On March 20, 2017, McAllister was home for spring break and watching a music video get filmed outside an apartment complex on the 4300 block of Benning Rd. NE.

"We were just getting ready to leave and go get some food and then all of a sudden we heard gunshots," said her sister Ndaja McAllister, who was there with her.

Ayana McAllister had been hit by one of the bullets and would die of her injuries the next day.

Investigators do not believe that McAllister was the intended target.

"This is one of the saddest cases you can think of," said D.C. Police Chief Peter Newsham. He added that detectives are making progress on catching her killer, but are still asking for tips. "I can’t even begin to imagine what this family is going through, you know losing a daughter who was just going out on any regular evening and she never came home."

McAllister's dad, Anthony, said what the family is going through depends on the day.

"Somedays I wake up and it’s just hard to get myself going, other days we just kind of keep it moving," added Anthony McAllister.

He said what helps keep the family moving is the foundation they created in Ayana's memory, The Ayana J. McAllister Legacy Foundation.

The family said the foundation has several goals. One is to provide scholarships. One scholarship will go to a student at St. Augustine's University who is studying criminal justice, like Ayana. Three scholarships will be given to students who create an anti-gun violence message for social media. A fifth scholarship will go to a student who lives in the apartment complex where Ayana was killed.

"Because we are not angry with that community. That community is very much reflective of who we are. African-American people who want to raise their people and give them a decent life, but if gun violence is occurring there randomly. That can’t hardly happen," said Tyreese McAllister.

The foundation is holding its inaugural benefit dinner and fashion show to support the scholarships in May.

The family said the other goal of the foundation is to address gun violence.
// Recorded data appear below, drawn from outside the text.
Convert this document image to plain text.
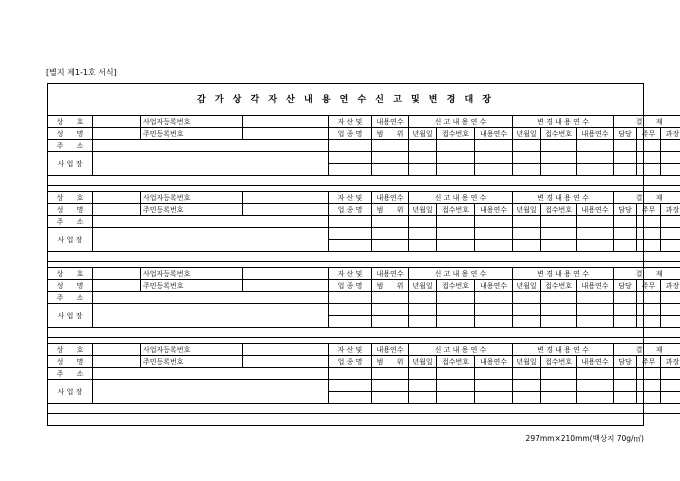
[별지 제1-1호 서식]
감 가 상 각 자 산 내 용 연 수 신 고 및 변 경 대 장
상      호		사업자등록번호		자 산 및	내용연수	신 고 내 용 연 수			변 경 내 용 연 수			결      재		
성      명		주민등록번호		업 종 명	범      위	년월일	접수번호	내용연수	년월일	접수번호	내용연수	담당	주무	과장
주      소														
사 업 장														

상      호		사업자등록번호		자 산 및	내용연수	신 고 내 용 연 수			변 경 내 용 연 수			결      재		
성      명		주민등록번호		업 종 명	범      위	년월일	접수번호	내용연수	년월일	접수번호	내용연수	담당	주무	과장
주      소														
사 업 장														

상      호		사업자등록번호		자 산 및	내용연수	신 고 내 용 연 수			변 경 내 용 연 수			결      재		
성      명		주민등록번호		업 종 명	범      위	년월일	접수번호	내용연수	년월일	접수번호	내용연수	담당	주무	과장
주      소														
사 업 장														

상      호		사업자등록번호		자 산 및	내용연수	신 고 내 용 연 수			변 경 내 용 연 수			결      재		
성      명		주민등록번호		업 종 명	범      위	년월일	접수번호	내용연수	년월일	접수번호	내용연수	담당	주무	과장
주      소														
사 업 장														

297mm×210mm(백상지 70g/㎡)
"When I was 17 years old I hadn't lost any friends to gun violence and for me to have, at the time, a 17 and 18-year-old who’s going to a funeral for their peers at least one a year, was way too much and that’s traumatic," said Tyreese McAllister. She said that while she is glad a conversation is underway to address gun violence in schools, their foundation will focus on addressing the issue in communities of color where different fixes will be needed. "When people are committing crimes they usually have gotten their guns by illegal means. And so, background checks, evaluations, mental health evaluations, they won’t make a difference in our community."

"I would like our foundation to focus on not only getting guns off the street, but creating better lives so that kids don’t ever have to pick up guns," she added. She said that hope to create a better life extends to her daughter's killer. She said she is not angry with whomever did it and hopes they turn themselves in, but if not, then she hopes they can turn their life around. "If they could take their life and make something out of it, I would be OK. It would be well with my soul. Them sitting in jail for 30 or 40 years, that does not serve me. It doesn’t serve my family and it doesn’t bring Ayana back."

McAllister's dad added that while this will be a tragedy that the family never gets over, it is something they will overcome.

"We want to continue to let everybody know who Ayana was and she continues to be in our lives and triumph over tragedy encompasses all that," added Anthony McAllister.